At 12 or 13 Steve recalls his brother’s earning $4.95 an hour working at a grocery store.  Steve made $22 an hour teaching high school students.  By the time he reached high school, Steve says, he “never had a real job.”

At SUNY Purchase, Steve studied with organ and music theorist Anthony Newman who’s collaborated with Leonard Bernstein, Itzhak Perlman and many more legends.  Steve says, “To be a good classic pianist requires a ton of practice.  From the time I was a teen through my mid- 20s I averaged 6-8 hours a day.  To play a Beethoven sonata requires hundreds of hours.  I never walk by a piano without playing it.   I’m very improvisational.  Give me a request—”Let It Be,” “Rocky Raccoon”—you name it, I’ll play it.  It’s a cool party trick.

“My mindset about a piano is: this is only alive when I’m playing it. Music is a combination of soul and artistry.”

Steve’s wife, Michelle, teaches third grade.  Their children, Piper, 10, and Sophie, 6, have taken music classes since they were babies and “understand music is a natural part of their lives.”

Steve, 44, has the same enthusiasm for his work at All-Star.  He deems the McGillicuddys “two of the most dedicated people on the planet.”  About their approach to developing trauma informed foster care, Steve says, “I feel as though we’re on the path to something transformative.  Graci and Dennis are aware this is more than the fulfillment of their dream.

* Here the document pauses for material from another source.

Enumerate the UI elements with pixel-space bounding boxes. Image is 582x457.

It will grow into something bigger than both of them.  The seeds have been planted.”

While in most foster families, biological siblings are separated, at All-Star they stay together.  The agency educates, supports and empowers the adults around a child to promote “safe, trusting relationships.”  Programs are implemented and researched with the aim of creating intervention models that can be replicated around the country.

“All-Star transforms the role of the clinician not only by relating to children but by working with foster parents, tracking outcomes and producing data to back up their approach.”

A Clinical Support Coordinator works with the child welfare system to “break down silos and collaborate” on occupational therapy.  All-Star doesn’t wait months for Medicaid approval.   The Clinical Support Coordinator works promptly and directly with school and court systems “to make sure kids get what they need.”

In playing the piano and in fundraising, Steve taps into both sides of his brain.  He enjoys working with many talented people who’ve made Sarasota their home.  “We’re lucky to have people who were CEOs and giants of industry now participating to make our community a better place.”

Thanks, Steve, for sharing your story.  And for making beautiful music—literally and figuratively—in Sarasota.